Ainsi Erna démarre-t-elle sa convalescence, en se concentrant sur le positif, sur les visites de ses proches ou les membres du personnel soignant qui la connaissent bien désormais et viennent souvent la saluer. Ainsi que le souligne son mari avec humour, elle est devenue «une rockstar du CHUV», avec son grand sourire et son courage. «Je suis consciente des risques, je suis très surveillée et devrai encore faire de nombreux contrôles, mais je sais que l’équipe médicale m’a sauvé la vie, ajoute Erna. Et toute ma force me vient de ma famille, je me bats pour eux, pour un jour pouvoir rencontrer mes petits-enfants.» 

Avant de rentrer chez elle, Erna retrouvera le centre de réadaptation cardiovasculaire vaudois qui l’avait déjà accueillie ce printemps. Elle était alors la seule patiente dotée d’un appareil LVAD et l’une des plus jeunes pensionnaires de la clinique. Son deuxième séjour s’avèrera un peu différent: cette fois, il s’agira vraiment du bout du tunnel. «Je suis très contente de pouvoir toucher mon ventre sans sentir le tuyau qui sortait de mon abdomen, lorsque je portais LVAD. Mon cœur bat très fort. J’essaie d’entrer en connexion avec lui, de lui parler, de lui dire que je vais prendre soin de lui et de mon corps. Je crois beaucoup à la force de la pensée. Je me suis toujours dit que le destin déciderait que ce serait le bon cœur pour moi. On peut appeler ça ce qu’on veut, mais je crois qu’il y a une force qui a simplement décrété ‘voilà, celui-ci sera pour toi’.»

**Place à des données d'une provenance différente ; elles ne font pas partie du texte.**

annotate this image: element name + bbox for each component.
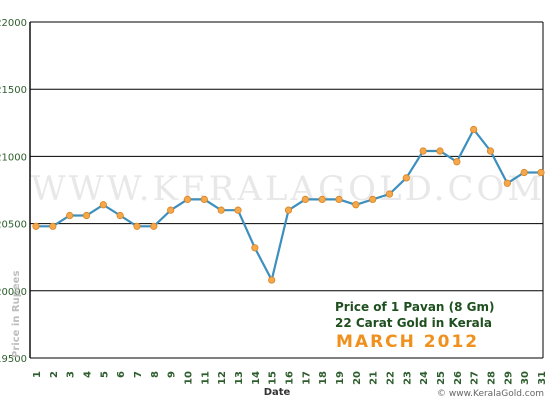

Pour le moment, la jeune femme prend le rythme, vivant heure par heure, jour par jour. Il lui reste évidemment beaucoup d’émotions à digérer, cela demandera du temps. Mais la nuit, lorsqu’elle essaie de calmer le flux de ses pensées en respirant au rythme des vagues qu’elle visualise dans son esprit, elle aime rêver de l’avenir: «Je me réjouis d’aller au bord de la mer et de pouvoir me baigner. Avec LVAD, je ne pouvais pas m’immerger, juste me tremper un peu. Mais quand je nagerai dans cette eau, dans ces vagues et que je ne sentirai aucune douleur, là je pourrai me le dire: je suis guérie.»